Вот так, сухо и скупо, я переформулировала для себя страстный монолог сестры. Вокруг тебя – одни твои проекции, ты реагируешь только на то, что в тебе уже есть, видя его отражения. Прочее проходит мимо. Одну из гостей заведения зовут по имени. Зовут, как маму. В любой другой день я не обратила бы не это внимания. Мужчина говорит по телефону, даёт кому-то указания. Прямо как отец. Хотя, ну не похож он на отца, никак: ни внешне, ни голосом. Бар называется "Лифт". Ироничнее нарочно не придумаешь.


Мы там же, когда мой телефон ловит звонок. Это брат, он опоздал на день. Минус солнце бы, не опоздал. Он говорит: «Риччи? Риччи, это ты?» – сколько я его не слышала, столько не слышала бы и дальше, если бы лифт так резко ни упал. Сестра усмехается, слыша его голос в моей трубке. Они никогда не были близки. «Конечно, – удивляюсь, – кому бы ещё быть, с моим-то номером?» Ему интересно, где я. Я объясняю, но я или стены, сказать трудно. Качаемся мы с ними одинаково. Он едет из аэропорта.


– Ооо, – тянет Зет, тянет звук и виски, уже чистый, – сейчас явится наш цветок лотоса. Радж, повтори-ка, пока его нет. Я морально не готова. – Бармен согласно наливает. Я прошу кофе. Сестра смотрит с уважением. – Знаешь свою норму, хотя к алкоголю не привыкла. Очень интересно. Так можно быстро понять, что за человек перед тобой. Кто знает меру, тот обычно хорош в делах, но, увы, не в постели. Годы наблюдений, – отзывается на мой вопросительный взгляд. – Я за стойкой уже сколько… – напоминает, мне и себе, – столько не живут. Хотя, – перебивает сама себя, – знаешь, про постель, это очень на любителя. "Мерным" ребятам троганья заходят, трогательные они, тактильщики. Либо садомазо. Мне это так, мне бы сразу к делу, без предисловий. Тут уж кому что.


Бармен с интересом косится на Зет. Борода сползает, проявляется тролль. Все они, с таким взглядом, выглядят одинаково.


– Знаешь, – говорю я ей, – то, что ты мне сказала, про мать, что она звонила… Она любила тебя, я знаю.


– Любит, – говорит она мне, – никуда человек из мира не девается, всё цельно на уровне души. Как личность, да, девается, конечно. Как душа – нет.


– Нет никакой души, – брякаю над кофе, любезно подставленным Раджем. Морщусь от его угодливости. – И рая нет. И ада. Ничего нет. Только тролли.


– И как же ты это выяснила? – интересуется Зет. Блики пляшут в зрачках, рикошетят от стекла. Помада у неё хорошая, стойкая: пей, не пей, держится. – Про душу и троллей?


– Сама. Головой дошла.


– Головой можно дойти до чего угодно. Возьми любой тезис, дай его уму, и он найдет пути это доказать. Те, что верит в бородатого дядьку на небе, плоскую землю или квантовую теорию… или что все люди – жирафы, они это головой доказали. Иначе бы ум не успокоился. Ну, и как ты это доказала?
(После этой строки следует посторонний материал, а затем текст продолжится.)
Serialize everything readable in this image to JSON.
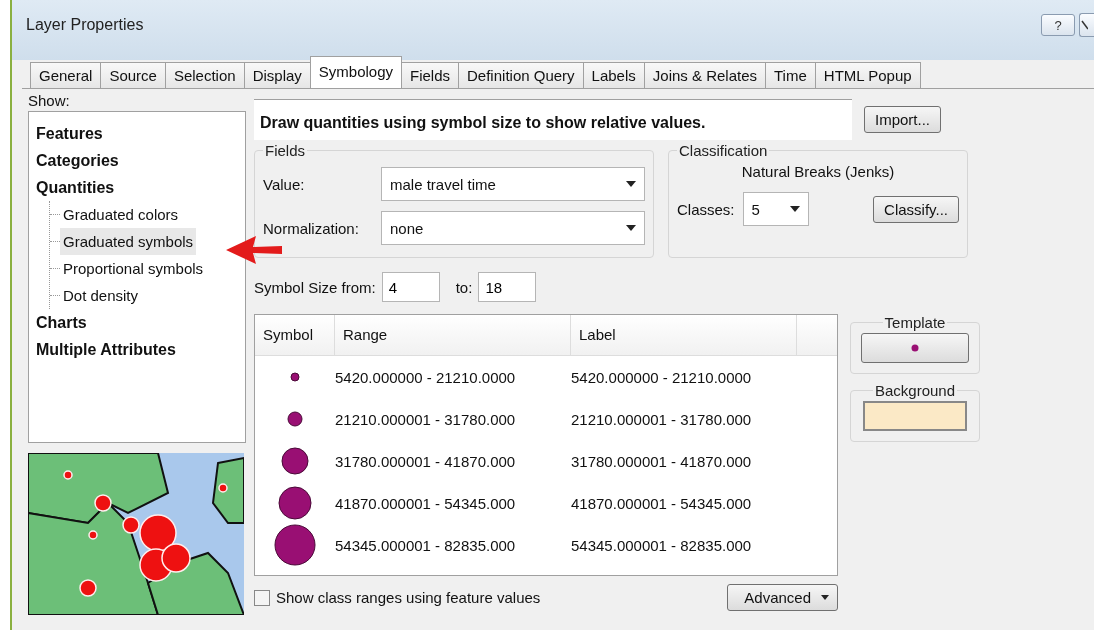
{
  "window": {
    "title": "Layer Properties",
    "help": "?"
  },
  "tabs": [
    {
      "label": "General",
      "selected": false
    },
    {
      "label": "Source",
      "selected": false
    },
    {
      "label": "Selection",
      "selected": false
    },
    {
      "label": "Display",
      "selected": false
    },
    {
      "label": "Symbology",
      "selected": true
    },
    {
      "label": "Fields",
      "selected": false
    },
    {
      "label": "Definition Query",
      "selected": false
    },
    {
      "label": "Labels",
      "selected": false
    },
    {
      "label": "Joins & Relates",
      "selected": false
    },
    {
      "label": "Time",
      "selected": false
    },
    {
      "label": "HTML Popup",
      "selected": false
    }
  ],
  "show": {
    "label": "Show:",
    "items": [
      {
        "label": "Features",
        "selected": false
      },
      {
        "label": "Categories",
        "selected": false
      },
      {
        "label": "Quantities",
        "selected": false,
        "children": [
          {
            "label": "Graduated colors",
            "selected": false
          },
          {
            "label": "Graduated symbols",
            "selected": true
          },
          {
            "label": "Proportional symbols",
            "selected": false
          },
          {
            "label": "Dot density",
            "selected": false
          }
        ]
      },
      {
        "label": "Charts",
        "selected": false
      },
      {
        "label": "Multiple Attributes",
        "selected": false
      }
    ]
  },
  "description": "Draw quantities using symbol size to show relative values.",
  "import_button": "Import...",
  "fields": {
    "title": "Fields",
    "value_label": "Value:",
    "value": "male travel time",
    "normalization_label": "Normalization:",
    "normalization": "none"
  },
  "classification": {
    "title": "Classification",
    "method": "Natural Breaks (Jenks)",
    "classes_label": "Classes:",
    "classes": "5",
    "classify_button": "Classify..."
  },
  "symbol_size": {
    "from_label": "Symbol Size from:",
    "from": "4",
    "to_label": "to:",
    "to": "18"
  },
  "table": {
    "columns": [
      "Symbol",
      "Range",
      "Label"
    ],
    "rows": [
      {
        "kind": "xs",
        "range": "5420.000000 - 21210.0000",
        "label": "5420.000000 - 21210.0000"
      },
      {
        "kind": "s",
        "range": "21210.000001 - 31780.000",
        "label": "21210.000001 - 31780.000"
      },
      {
        "kind": "m",
        "range": "31780.000001 - 41870.000",
        "label": "31780.000001 - 41870.000"
      },
      {
        "kind": "l",
        "range": "41870.000001 - 54345.000",
        "label": "41870.000001 - 54345.000"
      },
      {
        "kind": "xl",
        "range": "54345.000001 - 82835.000",
        "label": "54345.000001 - 82835.000"
      }
    ]
  },
  "template": {
    "title": "Template"
  },
  "background": {
    "title": "Background",
    "color": "#fbe9c6"
  },
  "show_feature_values": {
    "label": "Show class ranges using feature values",
    "checked": false
  },
  "advanced_button": "Advanced"
}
– Душу никто никогда не видел. А ум я использую постоянно. Соответственно, я – это ум. Ум в мозге. Мозг – орган тела. Человек похож на комп. Приложи с ноги процессор, компу каюк. Комп не хуже от своей хрупкости, просто свойство у него такое. Человек, в отличие от техники, имеет понимание, что есть чему бахнуть, неизбежность бахача, и есть зверь такой, страшный Каюк. Боится; начинает искать, как от него спастись. Ставит антивирусники и антикаюкники себе в голову: привет, наука и религия. Вот… рай и ад – это… состояния, пожалуй. Гормоны выделяются, человек чувствует себя счастливым или несчастным. Нам хочется объяснить их чем-то великим, чтобы избежать ужасной судьбы: свободы и одиночества.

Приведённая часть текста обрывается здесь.